BAŞKANLIĞIMIN DÜŞMESİ TESCİL EDİLMEDİ
365 tane oda var. Bu odalar içerisinde en çok mücadele eden ve başarılı olan odaların başında KOTO gelir. Bu olayı buraya yaymadan bitirmen gerekiyor. Bu ilin bir sahibi var. Valisi var. 15 Temmuz’dan sonra bir ilin valisi FETÖ’cü bir adamı tutar mı görevinde? Buradan bir şey çıkmayınca istifa olayını kafaya takmış. İnceleme raporunda bu mahkeme kararı falan değil, bu görevden alınma falan değil. Bir rapor hazırlanmıştır. Bu rapor ve odaya tebliğ ediliyor. Bunun gereğinin karşılığı yok. Saçma sapan bir şey. İlimizdeki tüm dinamikler göz ardı edildi. Burada Valilik var, Ticaret İl Müdürlüğü var. Bunlara bilgi verilmiyor. Mahkeleşmedik hala. Bizim başkanlığımızın düştüğü tescil edilmedi. Buradaki yanlış algı o. Ben odanın kaotik duruma düşmemesi için elimden geleni yapacağım. Biz çalışıyoruz, bakanlık çalışıyor. Çok açık boşluklar var. 2013 kadrosuna dönülebilecek belgeler var elimde. Bu bir şok bilgi. İl Ticaret Müdürüme sesleniyorum. Nasıl bu yorumu kendisi bize açıklamayıp bize müfettiş raporunu göndermiş. Bu alttan yapılan bir çalışma. Üzülmüyorum, ümitsizliğe kapılıyorum. Çok değişik etkenler devreye giriyor. FETÖ mü, siyaset mi, kripto mu diyeyim hepsi devrede. Ben tüm hukuki süreci kullanacağım.

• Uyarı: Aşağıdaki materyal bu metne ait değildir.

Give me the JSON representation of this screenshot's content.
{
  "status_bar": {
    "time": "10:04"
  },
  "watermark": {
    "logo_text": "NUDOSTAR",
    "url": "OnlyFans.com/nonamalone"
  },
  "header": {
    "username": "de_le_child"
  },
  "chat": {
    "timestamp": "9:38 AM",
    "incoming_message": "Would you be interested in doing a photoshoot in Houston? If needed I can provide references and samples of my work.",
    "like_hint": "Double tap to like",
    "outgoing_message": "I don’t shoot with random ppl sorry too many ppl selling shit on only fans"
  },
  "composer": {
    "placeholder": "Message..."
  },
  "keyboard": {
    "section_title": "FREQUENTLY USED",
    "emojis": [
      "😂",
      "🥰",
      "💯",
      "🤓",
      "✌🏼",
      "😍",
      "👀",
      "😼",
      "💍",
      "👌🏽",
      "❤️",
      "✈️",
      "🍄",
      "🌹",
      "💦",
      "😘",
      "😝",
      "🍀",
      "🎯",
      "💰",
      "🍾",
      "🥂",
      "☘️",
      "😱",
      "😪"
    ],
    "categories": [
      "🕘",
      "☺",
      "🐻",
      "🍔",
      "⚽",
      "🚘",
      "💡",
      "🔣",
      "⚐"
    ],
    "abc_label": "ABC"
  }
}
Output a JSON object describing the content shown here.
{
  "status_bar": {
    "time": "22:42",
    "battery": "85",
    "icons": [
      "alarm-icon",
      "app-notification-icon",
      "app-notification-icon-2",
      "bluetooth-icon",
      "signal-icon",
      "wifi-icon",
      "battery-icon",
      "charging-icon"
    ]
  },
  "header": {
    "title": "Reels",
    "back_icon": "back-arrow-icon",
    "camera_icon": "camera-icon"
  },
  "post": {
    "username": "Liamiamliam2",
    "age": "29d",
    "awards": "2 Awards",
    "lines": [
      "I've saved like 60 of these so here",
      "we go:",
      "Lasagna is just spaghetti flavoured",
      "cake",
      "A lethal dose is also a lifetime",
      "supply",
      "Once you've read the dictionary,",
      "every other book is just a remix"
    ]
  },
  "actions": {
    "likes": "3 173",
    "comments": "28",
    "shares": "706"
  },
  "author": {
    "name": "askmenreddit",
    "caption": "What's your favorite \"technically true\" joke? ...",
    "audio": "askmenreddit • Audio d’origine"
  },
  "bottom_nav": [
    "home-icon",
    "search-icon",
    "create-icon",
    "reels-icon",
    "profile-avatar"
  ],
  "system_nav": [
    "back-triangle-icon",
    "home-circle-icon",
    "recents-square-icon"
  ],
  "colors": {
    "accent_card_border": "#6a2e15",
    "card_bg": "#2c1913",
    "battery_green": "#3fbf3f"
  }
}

15 Temmuz olayına ‘tiyatro’ diyenlerin yapmış olduğu bir operasyon bu. Biz de yalnız kaldık, iki defa tehdit aldım, ‘Semihçiğim gerekeni yapacağız’ diye, FETÖ’cü bunlar. Mahkeme kararı olmadan beni görevden alamazlar. Belli bir süre yönetim kuruluna katılmayacağım. Hukuki süreci bekleyeceğiz.